For decades, Chile's right-wing politicians have brandished the same warning: the state is too big, too expensive, too intrusive. It's become gospel in Santiago's corridors of power—a convenient excuse for cutting social programs and resisting tax reform.
There's just one problem. The numbers don't support it.
According to new data reported by El País, Chile ranks below the OECD average across three critical measures: public employment, government spending, and tax collection. The country that Pinochet remade as a neoliberal laboratory remains among the most fiscally conservative democracies in the developed world.
In public sector employment, Chile sits near the bottom of the OECD rankings. While countries like Norway, Denmark, and Sweden employ 25-30% of their workforce in government roles, Chile keeps that figure around 10%—closer to South Korea and Japan than to its Latin American peers.

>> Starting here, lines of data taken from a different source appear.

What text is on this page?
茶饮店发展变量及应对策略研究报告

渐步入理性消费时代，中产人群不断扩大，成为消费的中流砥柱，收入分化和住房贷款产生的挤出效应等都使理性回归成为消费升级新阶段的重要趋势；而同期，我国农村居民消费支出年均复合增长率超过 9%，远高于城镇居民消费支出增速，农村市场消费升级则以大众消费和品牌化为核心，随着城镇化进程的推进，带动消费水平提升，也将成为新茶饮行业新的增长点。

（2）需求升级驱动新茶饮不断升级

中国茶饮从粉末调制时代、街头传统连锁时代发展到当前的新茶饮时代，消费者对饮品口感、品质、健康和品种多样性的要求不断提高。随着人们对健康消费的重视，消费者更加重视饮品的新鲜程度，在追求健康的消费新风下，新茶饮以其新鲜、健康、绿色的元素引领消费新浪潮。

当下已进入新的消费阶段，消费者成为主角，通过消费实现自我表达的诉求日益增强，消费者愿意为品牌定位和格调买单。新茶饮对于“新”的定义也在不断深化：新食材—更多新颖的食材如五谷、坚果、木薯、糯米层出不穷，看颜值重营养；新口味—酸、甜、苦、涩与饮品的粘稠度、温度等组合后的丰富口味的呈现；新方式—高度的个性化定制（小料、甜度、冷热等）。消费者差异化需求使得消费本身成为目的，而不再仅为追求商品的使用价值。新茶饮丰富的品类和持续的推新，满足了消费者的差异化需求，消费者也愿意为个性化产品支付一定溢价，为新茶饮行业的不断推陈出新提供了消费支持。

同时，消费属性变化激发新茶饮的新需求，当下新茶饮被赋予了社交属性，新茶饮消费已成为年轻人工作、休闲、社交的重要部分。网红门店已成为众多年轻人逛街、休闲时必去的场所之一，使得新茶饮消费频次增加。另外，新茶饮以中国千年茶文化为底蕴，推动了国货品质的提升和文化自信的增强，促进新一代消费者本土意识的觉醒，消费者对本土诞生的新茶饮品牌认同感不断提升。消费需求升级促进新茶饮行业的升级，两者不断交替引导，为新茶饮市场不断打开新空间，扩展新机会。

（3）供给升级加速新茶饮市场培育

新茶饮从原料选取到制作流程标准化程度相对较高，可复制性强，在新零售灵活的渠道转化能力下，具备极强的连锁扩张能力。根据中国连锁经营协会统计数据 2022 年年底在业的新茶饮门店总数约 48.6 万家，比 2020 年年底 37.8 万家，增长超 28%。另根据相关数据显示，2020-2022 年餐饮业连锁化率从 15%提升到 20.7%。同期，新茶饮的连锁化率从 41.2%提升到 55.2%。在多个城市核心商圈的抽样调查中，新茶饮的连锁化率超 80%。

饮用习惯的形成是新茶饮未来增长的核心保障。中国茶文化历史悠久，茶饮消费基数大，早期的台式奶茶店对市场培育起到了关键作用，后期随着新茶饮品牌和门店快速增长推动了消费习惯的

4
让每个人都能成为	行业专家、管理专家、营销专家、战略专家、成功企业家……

Government spending tells the same story. Chile's public expenditure as a share of GDP hovers around 25%, well under the OECD average of 40%. Even after President Gabriel Boric's progressive administration pushed modest increases in social spending, the state's fiscal footprint remains remarkably small.
And tax collection? Chile collects roughly 21% of GDP in taxes—again, below the OECD average of 34%. That's despite a copper industry that should be funding robust public services, and despite widespread calls for fiscal reform following the 2019 social explosion.